HC Deb 09 June 1921 vol 142 cc2094-5W
Major GLYN

asked the Prime Minister (1) whether, prior to the passing of the Canadian Disputes (Investigation) Act, there were, on an average, between 300 to 400 strikes or lock-outs annually in Canada; whether, as a result of the working of that Act, the average number of strikes and lock-outs has been reduced to an average of 70 to 80 annually;

(2) whether he is aware of the provisions of the Canadian Industrial Disputes (Investigation) Act passed by the Government of the Dominion of Canada; that the effect of this Act has been considered satisfactory in its application to industrial disputes in all classes of industry in the Dominion; and whether he will consider the introduction of legislation based upon similar principles, with a view to the solution of industrial disputes in this country?

Dr. MACNAMARA

I have been asked to reply. The statistics published by the Canadian Department of Labour do not confirm those put forward by my hon. and gallant Friend. According to the Canadian "Labour Gazette" for February of this year, the average annual number of disputes existing in Canada in the years 1901 to 1906 was 117; while the average annual number from 1907 (when the Industrial Disputes Investigation Act was passed) to 1920 was 130, showing a small increase over the average figures for the period prior to the passing of the Act. The highest numbers were reached in 1919, when there were 298 disputes; and in 1920, when there were 285 disputes.

With regard to the statement that the effect of the Act has been considered satis- factory in its application to industrial disputes in all classes of industry in the Dominion, it may be observed that the Act applies compulsorily only to certain industries, i.e., coal mining, transport, and public utilities, although its scope was temporarily extended in 1916 so as to apply to all disputes affecting any aspect of war work. It would appear that during the period of operation of the Act there has been a considerable number of illegal strikes in the industries to which the Act applies, and that the penal Clauses of the Act have been utilised in very few cases. Moreover, very little use appears to have been made by industry generally of the Section of the Act which allows voluntary application for boards.

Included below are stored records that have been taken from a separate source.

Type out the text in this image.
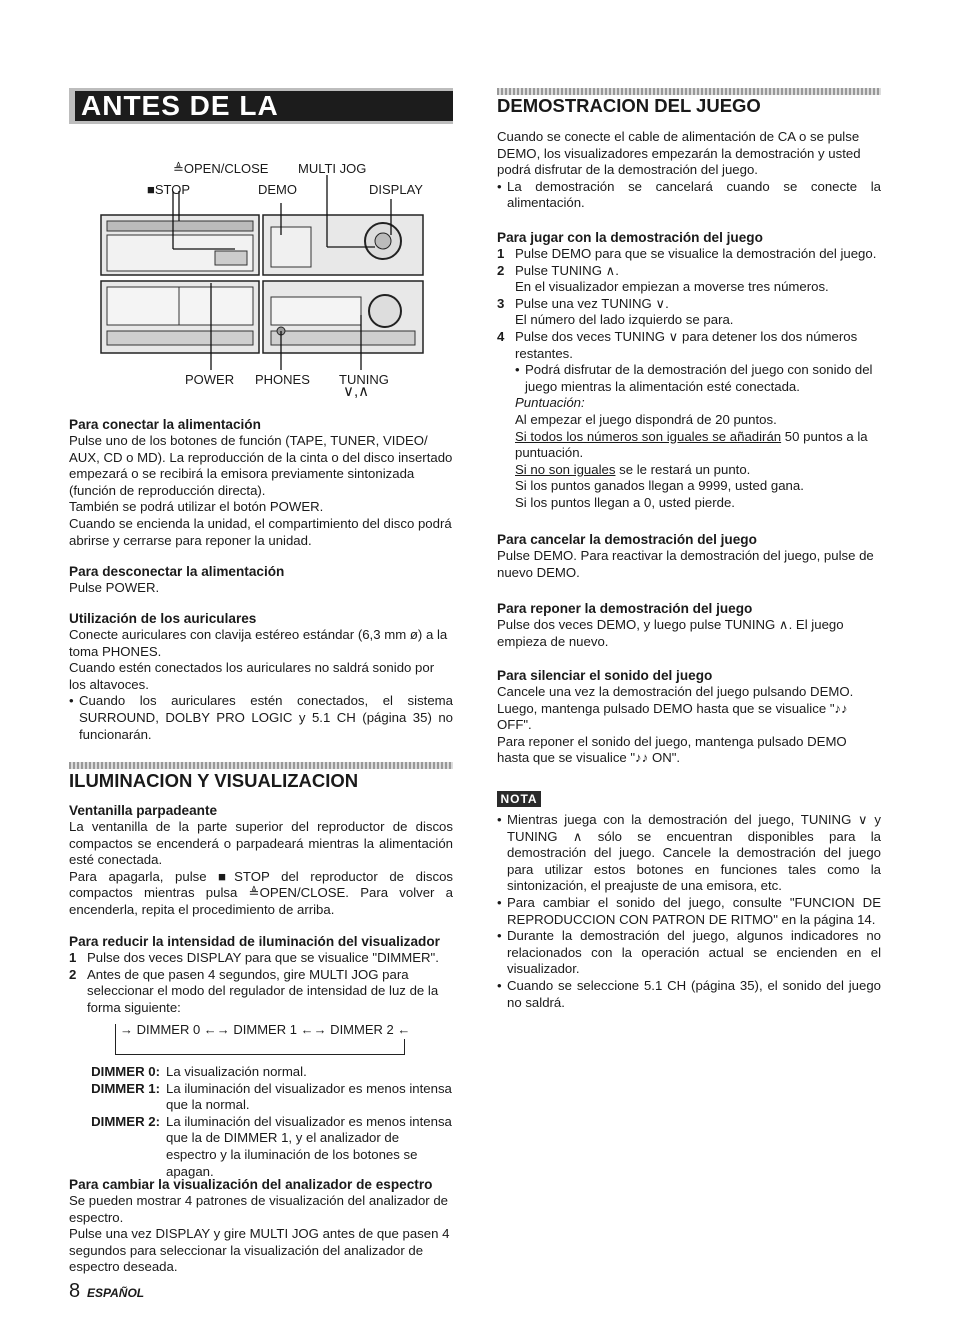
ANTES DE LA OPERACION
≜OPEN/CLOSE MULTI JOG
■STOP	DEMO	DISPLAY
POWER PHONES TUNING
∨,∧
Para conectar la alimentación

Pulse uno de los botones de función (TAPE, TUNER, VIDEO/ AUX, CD o MD). La reproducción de la cinta o del disco insertado empezará o se recibirá la emisora previamente sintonizada (función de reproducción directa).

También se podrá utilizar el botón POWER.

Cuando se encienda la unidad, el compartimiento del disco podrá abrirse y cerrarse para reponer la unidad.

Para desconectar la alimentación

Pulse POWER.

Utilización de los auriculares

Conecte auriculares con clavija estéreo estándar (6,3 mm ø) a la toma PHONES.

Cuando estén conectados los auriculares no saldrá sonido por los altavoces.

• Cuando los auriculares estén conectados, el sistema SURROUND, DOLBY PRO LOGIC y 5.1 CH (página 35) no funcionarán.
ILUMINACION Y VISUALIZACION
Ventanilla parpadeante

La ventanilla de la parte superior del reproductor de discos compactos se encenderá o parpadeará mientras la alimentación esté conectada.

Para apagarla, pulse ■STOP del reproductor de discos compactos mientras pulsa ≜OPEN/CLOSE. Para volver a encenderla, repita el procedimiento de arriba.

Para reducir la intensidad de iluminación del visualizador
1 Pulse dos veces DISPLAY para que se visualice "DIMMER".
2 Antes de que pasen 4 segundos, gire MULTI JOG para seleccionar el modo del regulador de intensidad de luz de la forma siguiente:
→ DIMMER 0 ←→ DIMMER 1 ←→ DIMMER 2 ←
DIMMER 0: La visualización normal.
DIMMER 1: La iluminación del visualizador es menos intensa que la normal.
DIMMER 2: La iluminación del visualizador es menos intensa que la de DIMMER 1, y el analizador de espectro y la iluminación de los botones se apagan.
Para cambiar la visualización del analizador de espectro

Se pueden mostrar 4 patrones de visualización del analizador de espectro.

Pulse una vez DISPLAY y gire MULTI JOG antes de que pasen 4 segundos para seleccionar la visualización del analizador de espectro deseada.

8 ESPAÑOL
DEMOSTRACION DEL JUEGO

Cuando se conecte el cable de alimentación de CA o se pulse DEMO, los visualizadores empezarán la demostración y usted podrá disfrutar de la demostración del juego.

• La demostración se cancelará cuando se conecte la alimentación.
Para jugar con la demostración del juego
1 Pulse DEMO para que se visualice la demostración del juego.
2 Pulse TUNING ∧.
En el visualizador empiezan a moverse tres números.
3 Pulse una vez TUNING ∨.
El número del lado izquierdo se para.
4 Pulse dos veces TUNING ∨ para detener los dos números restantes.
• Podrá disfrutar de la demostración del juego con sonido del juego mientras la alimentación esté conectada.

Puntuación:

Al empezar el juego dispondrá de 20 puntos.

Si todos los números son iguales se añadirán 50 puntos a la puntuación.

Si no son iguales se le restará un punto.

Si los puntos ganados llegan a 9999, usted gana.

Si los puntos llegan a 0, usted pierde.

Para cancelar la demostración del juego

Pulse DEMO. Para reactivar la demostración del juego, pulse de nuevo DEMO.

Para reponer la demostración del juego

Pulse dos veces DEMO, y luego pulse TUNING ∧. El juego empieza de nuevo.

Para silenciar el sonido del juego

Cancele una vez la demostración del juego pulsando DEMO. Luego, mantenga pulsado DEMO hasta que se visualice "♪♪ OFF".

Para reponer el sonido del juego, mantenga pulsado DEMO hasta que se visualice "♪♪ ON".

NOTA
• Mientras juega con la demostración del juego, TUNING ∨ y TUNING ∧ sólo se encuentran disponibles para la demostración del juego. Cancele la demostración del juego para utilizar estos botones en funciones tales como la sintonización, el preajuste de una emisora, etc.
• Para cambiar el sonido del juego, consulte "FUNCION DE REPRODUCCION CON PATRON DE RITMO" en la página 14.
• Durante la demostración del juego, algunos indicadores no relacionados con la operación actual se encienden en el visualizador.
• Cuando se seleccione 5.1 CH (página 35), el sonido del juego no saldrá.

The Act, which undoubtedly contains some valuable features, was considered by the recent Committee on Relations between Employers and Employed presided over by Mr. Speaker, and the Committee reported against the application to this country of the compulsory power of delaying strikes and lock-outs, which is one of the distinguishing features of the Canadian Act. The Committee, as my hon. and gallant Friend will be aware, made recommendations inter alia with regard to the holding of an independent inquiry in appropriate cases when the parties to a dispute are unable to adjust the difference, and these recommendations have been given legislative effect in the Industrial Courts Act, 1919.